In lieu with circuit breaker measures to curb the spread of the COVID-19 global pandemic where numbers have hit beyond the 25,000 mark here in Singapore, the Islamic Religious Council of Singapore (MUIS) announced today (May 15), that Singaporean Muslims should refrain from visiting homes and gathering together in celebration of Hari Raya Puasa 2020 that falls next Sunday (May 24).
In addition, MUIS further announced that all visits by Singaporean Muslims to Mecca for the annual Haj Pilgrimage this year, will be deferred to 2021.
There will be no visits and gathering for Hari Raya Puasa 2020. Families will celebrate within their own homes instead. Photo: iStock
Hari Raya Puasa 2020
Directives for Singaporean Muslims by Muis
“Muslims should abide by the national restrictions on gatherings in public and private spaces, and therefore refrain from traditional Hari Raya visits and gatherings across households. Persons going out to purchase festive items should do so individually and keep their trips as short as possible,” the council advised in a press release today (May 15).
“Visits to loved ones in different households, especially elderly family members, should be deferred until restrictions on visits are lifted, except where important caregiving is required,” Muis added.
There will be a live-streamed recitation of the takbir (declaration to express gratitude and joy) on the eve of Hari Raya, led by the Mufti and various other scholars via YouTube Live on SalamSG TV, and Facebook Live on the pages of Muis and other mosques, which the Singaporean Muslim community can follow along in their own homes together with family members. There will also be an address to the community by Mufti Nazirudin Mohd Nasir on SalamSG TV. He will be joined by former Mufti Fatris Bakaram, with President Halimah Yacob making an appearance as a special guest.

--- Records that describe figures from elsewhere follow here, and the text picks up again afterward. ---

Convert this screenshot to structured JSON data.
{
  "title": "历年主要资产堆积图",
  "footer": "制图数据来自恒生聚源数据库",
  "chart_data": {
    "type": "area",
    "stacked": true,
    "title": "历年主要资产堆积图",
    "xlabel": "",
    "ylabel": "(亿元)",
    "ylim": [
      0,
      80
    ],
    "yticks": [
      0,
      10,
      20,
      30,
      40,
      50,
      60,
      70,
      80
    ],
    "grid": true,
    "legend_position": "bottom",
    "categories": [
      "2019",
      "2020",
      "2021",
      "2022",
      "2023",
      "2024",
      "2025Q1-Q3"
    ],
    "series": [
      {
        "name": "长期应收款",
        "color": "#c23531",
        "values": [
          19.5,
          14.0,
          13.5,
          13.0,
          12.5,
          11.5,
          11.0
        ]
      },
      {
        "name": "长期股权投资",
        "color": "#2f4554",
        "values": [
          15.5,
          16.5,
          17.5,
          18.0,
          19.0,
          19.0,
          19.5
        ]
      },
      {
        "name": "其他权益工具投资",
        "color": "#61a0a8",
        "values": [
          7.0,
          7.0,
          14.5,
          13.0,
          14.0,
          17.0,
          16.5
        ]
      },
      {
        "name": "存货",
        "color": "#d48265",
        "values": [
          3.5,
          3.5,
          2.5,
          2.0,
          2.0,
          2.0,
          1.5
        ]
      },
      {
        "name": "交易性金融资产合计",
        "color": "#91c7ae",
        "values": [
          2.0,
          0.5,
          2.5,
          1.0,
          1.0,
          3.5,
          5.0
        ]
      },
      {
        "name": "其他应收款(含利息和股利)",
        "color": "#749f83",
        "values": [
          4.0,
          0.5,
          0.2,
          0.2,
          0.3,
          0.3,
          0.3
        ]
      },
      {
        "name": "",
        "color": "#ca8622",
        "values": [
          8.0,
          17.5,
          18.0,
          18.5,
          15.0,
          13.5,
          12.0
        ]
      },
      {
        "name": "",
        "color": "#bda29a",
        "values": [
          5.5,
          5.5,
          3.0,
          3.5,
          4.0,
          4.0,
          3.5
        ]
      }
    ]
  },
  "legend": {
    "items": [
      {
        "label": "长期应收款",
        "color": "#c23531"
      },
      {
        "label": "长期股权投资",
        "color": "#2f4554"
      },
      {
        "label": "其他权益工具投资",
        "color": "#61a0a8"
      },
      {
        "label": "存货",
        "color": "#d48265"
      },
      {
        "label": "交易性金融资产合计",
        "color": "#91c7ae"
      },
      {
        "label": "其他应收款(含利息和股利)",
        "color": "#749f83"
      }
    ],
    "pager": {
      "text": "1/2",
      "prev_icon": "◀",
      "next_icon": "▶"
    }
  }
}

Singaporean Muslims will be praying this year’s Eid prayer at home instead. Photo: iStock
With all places of worship, including all 70 mosques in Singapore remaining closed to the public in lieu of circuit breaker measures, Singaporean Muslims can join in the live takbir for Hari Raya Aidilfitri prayers via Malay radio station Warna 94.2 FM, or online through the Facebook pages of local mosques.

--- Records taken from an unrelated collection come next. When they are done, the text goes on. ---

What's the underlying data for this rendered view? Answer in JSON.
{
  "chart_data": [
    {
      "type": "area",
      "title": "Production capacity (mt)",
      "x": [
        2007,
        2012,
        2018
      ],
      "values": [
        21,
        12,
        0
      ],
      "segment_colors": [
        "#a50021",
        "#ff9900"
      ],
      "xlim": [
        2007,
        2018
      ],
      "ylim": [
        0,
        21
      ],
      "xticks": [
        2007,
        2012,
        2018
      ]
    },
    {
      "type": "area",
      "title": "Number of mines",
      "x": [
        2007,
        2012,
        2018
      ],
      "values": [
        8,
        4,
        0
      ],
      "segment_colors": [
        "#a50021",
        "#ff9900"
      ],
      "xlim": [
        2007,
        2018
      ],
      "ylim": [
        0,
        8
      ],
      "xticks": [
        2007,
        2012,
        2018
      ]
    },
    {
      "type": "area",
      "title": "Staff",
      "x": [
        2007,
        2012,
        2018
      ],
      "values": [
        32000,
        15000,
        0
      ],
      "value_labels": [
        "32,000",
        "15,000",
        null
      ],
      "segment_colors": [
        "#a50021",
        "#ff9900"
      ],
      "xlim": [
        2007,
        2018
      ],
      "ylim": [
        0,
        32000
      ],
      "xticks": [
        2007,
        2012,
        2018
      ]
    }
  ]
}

There will also be a live Hari Raya Puasa 2020 sermon which will be broadcast over the radio, and various online channels such as SalamSG TV, by Mufti Nazirudin.
Commenting on celebrating this year in times of a global pandemic Muis further noted that “Technology has given us the opportunity to creatively use teleconferencing tools and mobile messaging applications to fulfil our religious obligations and even make ‘virtual’ Hari Raya visits to our loved ones, so as to keep our ties and traditions alive.”
“This will be a special Hari Raya season that requires all of us to remain vigilant, resilient and united. We must take a serious view of the Covid-19 threat, exercise social responsibility, and keep our loved ones and the larger Singapore society safe,” Muis further added.
Haj pilgrimage deferred this year for Singaporean pilgrims
Haj pilgrimage this year to be deferred to 2021. Photo: iStock
The applications of over 900 Singaporean pilgrims who had previously been accepted to perform their Haj this year will automatically be deferred to next year in 2021 instead, in line with COVID-19 being a global issue.
“We have full confidence in Saudi Arabia’s management of the pandemic, and that appropriate measures will be put in place should haj proceed. However, Singapore has its own considerations to safeguard the health and wellbeing of Singaporean pilgrims,” Muis noted.
According to Muis, over 80 per cent of Singaporeans registered to perform Haj this year are above the age of 50, and therefore belong to the category of individuals who are at greater risk of complications and mortality in relation to the COVID-19 infection.
Further, younger pilgrims who are employed have “expressed challenges in obtaining leave to perform the Haj and concerns over their job security, given the challenging economic situation”. All Singaporean travellers must also serve a 14-day Stay-Home Notice upon their return to Singapore, exacerbating challenges with existing employment contracts.
In addition, Muis noted that they are not able to provide this year’s haj delegation with a medical team as Singaporean healthcare resources are fully committed to managing COVID-19.
“The absence of such a medical team will compromise the health and well-being of our pilgrims,” Muis noted.
“While we want to help our Muslim community to fulfil their pilgrimage, we also have a responsibility to protect the pilgrims and their families, as well as the wider community in Singapore, from the risk of infection,” MUIS further added.